El colegio de San Bartolomé y Santiago: cuna de gloriosas generaciones



El Ilustre, Noble y Real Colegio Universitario de San Bartolomé y Santiago, uno de los más antiguos y prestigiosos de España, ha sido toda una institución humanista en Granada. Ubicado en el centro de la ciudad, junto a la Facultad de Derecho.


María Jesús Pérez Ortiz
Filóloga, catedrática y escritora



 Es un noble edificio del año 1555, perteneciente originariamente al Gran Capitán y posiblemente edificado sobre un antiguo palacio árabe. Ha sido desde su fundación lugar de formación de notables hombres de ciencia, cultivadores de las letras, las artes y la política; lugar de estancia, asimismo, de eruditos e investigadores, ávidos por conocer su archivo, sus ricos fondos incunables, así como sus abundantes libros de los siglos XVI y XVII.

En aquella Granada viva y rica, habitada por personas altruistas y por ciudadanos comprometidos con lo público y con la sociedad, vivieron sus años más intensos y gozosos una serie de jóvenes promesas que en un futuro, no muy lejano, se convertirían en toda una pléyade de ilustres personalidades en los más diversos campos del saber. Se incorporaron a esa Universidad granadina que fundara el Emperador Carlos V en 1531, y cuyo lema fundacional se reduce a la necesidad de formar hombres buenos y útiles a la sociedad, y donde llevarían a cabo una completa actividad cultural, formativa y humana. Años ardorosos donde la pasión, el deseo y el afán de aprender y de vivir, se convierten en sus principales aliados. Manifestaban una insaciable curiosidad por conocerlo todo y participar en todo lo que le podía ofrecer a un joven universitario aquella Granada pasional y misteriosa, de calles recoletas y rejas con tiestos de flores.

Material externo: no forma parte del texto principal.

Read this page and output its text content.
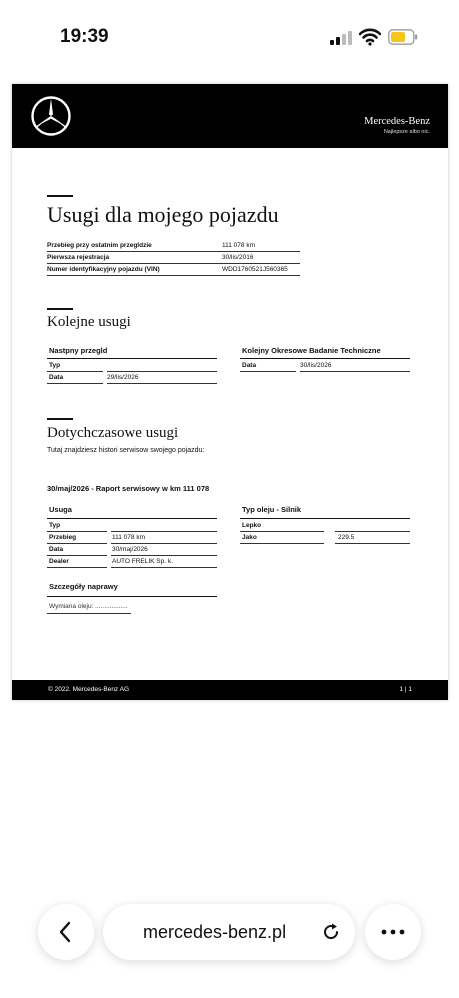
19:39
Mercedes-Benz
Najlepsze albo nic.
Usugi dla mojego pojazdu
Przebieg przy ostatnim przegldzie	111 078 km
Pierwsza rejestracja	30/lis/2016
Numer identyfikacyjny pojazdu (VIN)	WDD1760521J560365
Kolejne usugi
Nastpny przegld
Typ
Data	29/lis/2026
Kolejny Okresowe Badanie Techniczne
Data	30/lis/2026
Dotychczasowe usugi
Tutaj znajdziesz histori serwisow swojego pojazdu:
30/maj/2026 - Raport serwisowy w km 111 078
Usuga
Typ
Przebieg	111 078 km
Data	30/maj/2026
Dealer	AUTO FRELIK Sp. k.
Typ oleju - Silnik
Lepko
Jako	229.5
Szczegóły naprawy
Wymiana oleju: ..................
© 2022. Mercedes-Benz AG	1 | 1
mercedes-benz.pl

 También compartían alguna que otra noche de juerga, “de vino y de farras”, pero anteponiendo, siempre, el deber cumplido. En sus momentos de asueto, solían acudir a reuniones que, en ocasiones, organizaban algunos residentes, siempre que el reglamento se lo permitiese, y donde hablaban de mujeres, contaban chistes y alguna que otra fruslería que les servía para solazarse-¡juventud divino tesoro!- y matar el tedio y el cansancio que conllevaba la férrea disciplina vivida en el Real Colegio. Participaban con entusiasmo en todos los eventos culturales que se celebraban en ese Real Colegio, primero de Santiago, con motivo de la entrada de su primer colegial, Juan Leyva, el 20 de noviembre de 1649, o para conmemorar su posterior fusión con el de San Bartolomé en 1702, lo que dio origen a que la calle en la que se establecieron ambos recibiera el nombre, que hoy tiene, de calle Colegios. Éste ha sido lugar de encuentro de cardenales, como Belluga y Orbe; de poetas como Bernardo López o Manuel Seijas Lozano (también ministro); de políticos como don Narciso de Heredia, Conde de Heredia y de Ofalia (Consejero de Estado), Ríos Rosas o don Natalio Rivas; de filósofos como Orti y Lara; de literatos como Ruiz de la Vega o don Eugenio Sellés; o de personajes como el Marqués de Salamanca…, y tantos como merecerían ser relatados.



 En este lugar buscaron una formación universitaria, y al mismo tiempo humana. Su escudo, une los emblemas de las dos casas fundadoras (el cuchillo-instrumento del martirio de San Bartolomé-, junto a la flor de lis, de los Veneroso-que puede verse en el claustro noble-, junto a la cruz de Santiago y las barras verdes de los Ribera). Así está en la Beca azul (distintiva de los colegiales mayores), que sobre el manto lucirían tan insignes personalidades, aquellos que en sus años de formación se escapaban, ávidos de conocimiento, a la valiosísima Biblioteca de Real Colegio, conscientes de su gloriosa tradición, con el afán de curiosear en sus ricos fondos de carácter histórico, artístico, científico… Tal vez, nos los imaginamos contemplando, absortos, la belleza de su hermoso patio, con su peculiar claustro sostenido por columnas de mármol dóricas y sus arcos carpaneles o, en su interior, la belleza de sus techos mudéjares. Y es que estos extraordinarios seres humanos no podían permanecer insensibles a tanta belleza, cuyo telón de fondo no era sino esa mágica Granada de cielo nocturno y Carmen escondido, esa “GRANADA LA BELLA” que un día hiriera de amor la retina de Ángel Ganivet, uno sus hijos más ilustres.